Social media a ‘relentless’ menace
Mark Potter believes social media is training children to bully each other. Online communication loosens social conventions, making it easier for children to do what they wouldn’t in person, and frustrating schools’ ability to beat cyberbullying to the punch.
‘‘You can go online and see a video where a girl is being hit in the head by another girl and like it,’’ the principal of Wellington’s Berhampore School said.
‘‘New Zealand has the highest uptake of screen time in the western world for children so essentially it’s no surprise [cyberbullying rates are high].’’
It is estimated one in five Kiwi children are cyberbullied. The crossover between online and offline bullying is about 90 per cent, but research from Victoria University says students are less likely to report cyberbullying, and teachers are the last people they would report it to.

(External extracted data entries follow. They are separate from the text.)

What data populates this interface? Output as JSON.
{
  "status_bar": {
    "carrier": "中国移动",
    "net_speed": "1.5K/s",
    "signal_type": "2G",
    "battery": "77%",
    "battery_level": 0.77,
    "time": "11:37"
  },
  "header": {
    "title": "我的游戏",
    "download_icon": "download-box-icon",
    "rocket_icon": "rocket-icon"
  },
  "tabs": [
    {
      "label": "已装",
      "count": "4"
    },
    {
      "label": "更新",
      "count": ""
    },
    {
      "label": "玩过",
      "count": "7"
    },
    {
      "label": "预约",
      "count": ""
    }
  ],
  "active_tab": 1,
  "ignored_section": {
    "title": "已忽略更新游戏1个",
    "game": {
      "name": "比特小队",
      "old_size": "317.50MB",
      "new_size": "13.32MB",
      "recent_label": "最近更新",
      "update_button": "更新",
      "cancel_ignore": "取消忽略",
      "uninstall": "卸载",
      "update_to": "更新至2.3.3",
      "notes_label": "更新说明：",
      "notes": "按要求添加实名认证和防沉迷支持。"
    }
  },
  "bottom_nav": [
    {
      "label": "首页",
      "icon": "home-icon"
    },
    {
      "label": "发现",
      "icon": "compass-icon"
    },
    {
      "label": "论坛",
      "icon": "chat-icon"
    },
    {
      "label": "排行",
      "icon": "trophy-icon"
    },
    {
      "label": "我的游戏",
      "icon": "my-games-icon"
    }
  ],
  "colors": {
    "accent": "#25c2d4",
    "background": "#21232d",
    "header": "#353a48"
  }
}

The consequences can be wide-reaching and tragic: Those bullied online are twice as likely to attempt suicide or self harm than their non-bullied peers.
While principals are split on whether cyberbullying is a distinct phenomenon or simply a new tool for tormentors, they agree it is difficult to combat. Potter called it ‘‘insidious’’ – others described it as ‘‘relentless’’ and ‘‘unforgiving’’ – and said it was hard to teach online behaviour when technology, and children’s relationships to it, was evolving so rapidly.
‘‘As adults populate certain areas of technology, [children] abandon it.’’
Keryn Tubbs, a law and commerce student in Wellington, started developing an anti-cyberbullying app and web tool in high school. Two years on, ICON (In Case of Online Negativity) will launch this month with the aid of Sticks’n’Stones, a student-led anti-cyberbullying programme in Central Otago.
Tubbs said ICON is ‘‘like a dictionary’’, matching people’s experiences with cyberbullying to services and solutions. ‘‘Now, [I’m] turning 20, it’s a different world to when I was 16.
‘‘I grew up in Alexandra and it was your typical small town with not a lot of resources so, for me, it was important for this app to be available wherever you are.
‘‘[I’m] not saying there’s nothing out there to help with cyberbullying, but there’s not just one place to go to connect all those things.’’
Online safety organisation Netsafe responds to about 60 complaints of cyberbullying each month and is the go-to authority on digital citizenship for nearly 80 per cent of school principals.
However, the Harmful Digital Communications Act, which seven people have been jailed under since 2015, is the only legal avenue for addressing cyberbullying. Chief executive Martin Cocker said Netsafe had no enforcement capabilities – and did not need any. ‘‘You’re much better off to have a model that’s built around relationships rather than enforcement.’’
Cocker said building a culture within schools where students ‘‘speak out against the behaviour of other young people does work, but it’s not fail safe’’.
Like some in the Ministry of Education’s Bullying Prevention Advisory Group (BPAG), he questioned whether investing in wellbeing programmes was the best solution to our concerning bullying rates.
‘‘People are too keen to put bullying and harassment into a broader wellbeing basket and say ‘if you treat people nicely then everything will go away’.’’
Cybersafety expert John Parsons said schools and policy makers were doing everything right. Cyberbullying rates were immovable because prevention efforts had to ‘‘come from the living room’’.
He said the ease and impact of cyberbullying arose from the distance it created between people, and habits modelled at home. Dads who don’t look up from their phones while talking shouldn’t be surprised if their kids avoid eye contact, and gossiping mums can’t blame Facebook for cyberbullying.
‘‘When you take these complaints about the younger generation, these are the same issues adults have, but we have drawn a line and said this is because they are young,’’ Parsons said. ‘‘We have attached to much blame to the technology itself. We have failed to look at the contributing factors.’’
District courts can order the removal of harmful online content, sentence culprits to two years in prison, or enforce penalties up to $50,000 for breaches of the Harmful Digital Communications Act (2015). Harm is defined in the Act as causing ‘‘serious emotional distress’’.